I was recently the victim of a hacker. Fortunately this was an intentional hack but still opened my eyes to a few security vulnerabilities. Like many of you I use a laptop as my office workstation. As such I utilize strong passwords and encryption on sensitive files etc. I did not however give much thought to the internal wireless adapter on my laptop being active since we did not have a an internal wireless network and I never used the internal wireless card opting instead to utilize my broadband card for remote support. During a recent audit I had left my laptop on and connected as I do occasionally as a backup for remote support purposes and the occasional after hours msdn software download. As fate would have it on that particular night our external auditors were running a penetration test and were scanning for wireless devises from the parking lot. Although my laptop was physically secure they were able to discover my laptop via the wireless adapter leveraging some windows vulnerabilities and were able to bridge my internal wireless adapter. By utilizing some additional hacking tools and techniques they were able to breech files and information locally on my laptop. One such file was an encrypted password file that contained a list of sa logons. Fortunately the logons were stale (old) and they were not able to breech the network or any of the SQL Server environments. However, they were able to access some information that they should not have had access to and provided some embarrassing moments for a Sr. DBA.
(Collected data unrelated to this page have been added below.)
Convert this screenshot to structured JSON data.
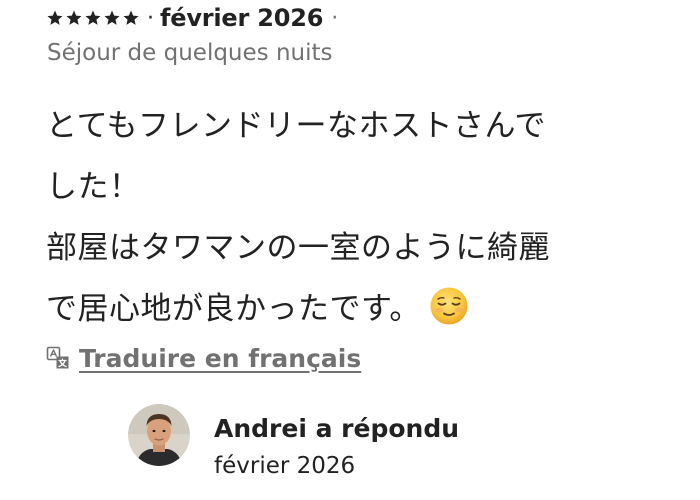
{
  "review": {
    "rating": 5,
    "rating_max": 5,
    "separator": "·",
    "date": "février 2026",
    "stay_type": "Séjour de quelques nuits",
    "body_lines": [
      "とてもフレンドリーなホストさんで",
      "した！",
      "部屋はタワマンの一室のように綺麗",
      "で居心地が良かったです。"
    ],
    "emoji": "relieved-face-emoji",
    "translate": {
      "icon": "translate-icon",
      "label": "Traduire en français"
    }
  },
  "host_response": {
    "avatar": "host-avatar",
    "title": "Andrei a répondu",
    "date": "février 2026"
  },
  "colors": {
    "text_primary": "#222222",
    "text_secondary": "#717171",
    "star": "#222222"
  }
}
1) I disabled the wireless adapter on my Laptop
2) Changed Network Logon credentials
3) I created a scheduled task the shuts down my laptop at 6:00 pm or if an hour of inactivity has elapsed
4) Moved any sensitive data like the encrypted password file to a secure location on the network and re-encrypted with a stronger encryption method (128 bit)
5) Removed and\or tightened security on any shares
1) Be cognizant of your surroundings and think about threats from uncommon sources
2) Disable the wireless on your laptop
3) Don’t keep sensitive information on your local drive
4)Secure sensitive information in a network location with password and encryption protection
5) No public shares. Remove and\or alter the permissions to only those uesers or domain groups that need access to the local share.
6) Don’t leave your laptop (or work station) on for extended periods of time unattended even if it is in a secured location.
I know this is common sense but we all get busy at times and\or fall victim to a false sense of security(as I did).